New to the site but not new to fishing. I've been at it for more years then I can remember and know a thing or two about fishing.

I am looking to get another flipping rod for worms, jigs, and things like that. Im looking for something in the 7' or so range but am not set on anything. Just lookn for some thoughts. Thanks/


----------



## njsimonson (Sep 24, 2002)

Trent Steele: Max Power...love the name.
Max Power (Homer Simpson): Thanks, I got it off a hair dryer.

:lol:


----------



## Horsager (Aug 31, 2006)

Kistler Helium. Pick your power dependant on the cover you're fishing. These are an excellent stick. Very light, sensative, tough, they are some of my favorites. I use one in 7' Med-light for pitching small cranks on Devils Lake and it is perfect for the task. I use the 7' MH for top-water or running creatures through the weeds. A horny toad over a school of white bass on a calm AM just can't be beat and you'll catch the biggest fish in the school!!


----------



## MaxPower (Feb 13, 2007)

I already use a 7'6" IM8 from bass pro shop but have turned it to a rod for pike and musky.

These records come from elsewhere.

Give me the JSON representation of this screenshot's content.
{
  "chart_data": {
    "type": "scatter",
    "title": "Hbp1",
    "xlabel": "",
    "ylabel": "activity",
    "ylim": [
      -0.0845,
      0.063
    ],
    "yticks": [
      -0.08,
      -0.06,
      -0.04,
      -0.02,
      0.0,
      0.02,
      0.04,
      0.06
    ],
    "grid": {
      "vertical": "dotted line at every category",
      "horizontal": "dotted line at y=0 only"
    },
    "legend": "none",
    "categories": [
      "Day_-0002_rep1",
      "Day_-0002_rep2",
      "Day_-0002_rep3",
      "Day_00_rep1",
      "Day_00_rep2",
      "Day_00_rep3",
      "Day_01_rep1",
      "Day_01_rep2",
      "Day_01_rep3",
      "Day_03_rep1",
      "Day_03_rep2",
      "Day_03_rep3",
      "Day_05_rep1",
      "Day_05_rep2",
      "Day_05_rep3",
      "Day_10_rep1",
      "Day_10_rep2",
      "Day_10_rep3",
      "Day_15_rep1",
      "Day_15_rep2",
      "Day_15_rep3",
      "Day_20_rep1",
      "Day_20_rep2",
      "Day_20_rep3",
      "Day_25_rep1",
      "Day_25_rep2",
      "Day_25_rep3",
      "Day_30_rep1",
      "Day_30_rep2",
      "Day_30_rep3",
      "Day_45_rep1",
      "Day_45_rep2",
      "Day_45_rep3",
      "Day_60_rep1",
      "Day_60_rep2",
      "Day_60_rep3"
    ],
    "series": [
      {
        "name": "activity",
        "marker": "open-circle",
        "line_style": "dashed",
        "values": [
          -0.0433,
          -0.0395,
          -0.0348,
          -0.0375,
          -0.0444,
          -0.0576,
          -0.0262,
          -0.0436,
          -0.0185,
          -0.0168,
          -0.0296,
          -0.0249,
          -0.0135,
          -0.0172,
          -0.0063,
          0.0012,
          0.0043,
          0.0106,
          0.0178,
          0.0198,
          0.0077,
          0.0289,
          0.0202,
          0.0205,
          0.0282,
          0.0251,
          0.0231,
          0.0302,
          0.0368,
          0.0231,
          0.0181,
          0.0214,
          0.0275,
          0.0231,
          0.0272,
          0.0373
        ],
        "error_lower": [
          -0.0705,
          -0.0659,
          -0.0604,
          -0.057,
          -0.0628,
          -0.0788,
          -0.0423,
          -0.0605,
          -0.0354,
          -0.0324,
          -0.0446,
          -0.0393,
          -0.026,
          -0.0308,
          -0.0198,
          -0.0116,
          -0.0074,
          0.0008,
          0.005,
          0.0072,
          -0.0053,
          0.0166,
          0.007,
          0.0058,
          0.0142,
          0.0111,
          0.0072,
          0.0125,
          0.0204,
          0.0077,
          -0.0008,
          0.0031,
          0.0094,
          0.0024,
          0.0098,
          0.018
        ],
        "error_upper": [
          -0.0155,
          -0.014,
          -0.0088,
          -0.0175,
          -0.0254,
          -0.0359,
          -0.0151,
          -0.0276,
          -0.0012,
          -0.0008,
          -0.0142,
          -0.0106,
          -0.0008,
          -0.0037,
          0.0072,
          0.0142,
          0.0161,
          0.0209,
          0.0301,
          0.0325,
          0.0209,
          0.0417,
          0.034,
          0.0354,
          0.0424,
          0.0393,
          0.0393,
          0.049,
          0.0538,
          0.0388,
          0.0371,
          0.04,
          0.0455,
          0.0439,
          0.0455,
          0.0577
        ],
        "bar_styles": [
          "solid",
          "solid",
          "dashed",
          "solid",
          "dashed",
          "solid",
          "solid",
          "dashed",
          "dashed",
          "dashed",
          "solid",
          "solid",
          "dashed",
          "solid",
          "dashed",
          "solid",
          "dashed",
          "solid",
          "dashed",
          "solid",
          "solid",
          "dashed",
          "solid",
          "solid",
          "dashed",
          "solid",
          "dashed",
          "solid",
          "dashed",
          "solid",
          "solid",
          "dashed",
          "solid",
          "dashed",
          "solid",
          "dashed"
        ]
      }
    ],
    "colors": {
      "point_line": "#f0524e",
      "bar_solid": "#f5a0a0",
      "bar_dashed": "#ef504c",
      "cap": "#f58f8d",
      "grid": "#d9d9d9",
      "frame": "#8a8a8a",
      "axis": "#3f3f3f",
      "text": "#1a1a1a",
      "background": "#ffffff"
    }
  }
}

Now I cannot deside over a 7' or longer...what to do what to do.


----------



## Brad from ND (Jan 23, 2007)

I fish a lot of bass tournaments in Minnesota. Most of my fishing is flipping or sliding jigs. I use the Scheel's rods. The main advantage I found is the no question warranty. You can even run it over with your truck and still walk out of the store with a new one for free. The Guide series and the Guide series Limited used to be Saint Croix Avid blanks. The others, the Tournament and Pro Classic, were Hagen's blanks. Both are fantastic rods at a fraction of the price. You can pick up one of the Guide Series Limited for $150 instead of the $320 price tag for the same rod the says Saint Croix. I have been very happy with these rods for 3-4 years now in the 6'6 to 7' length.

Hope this helps.


----------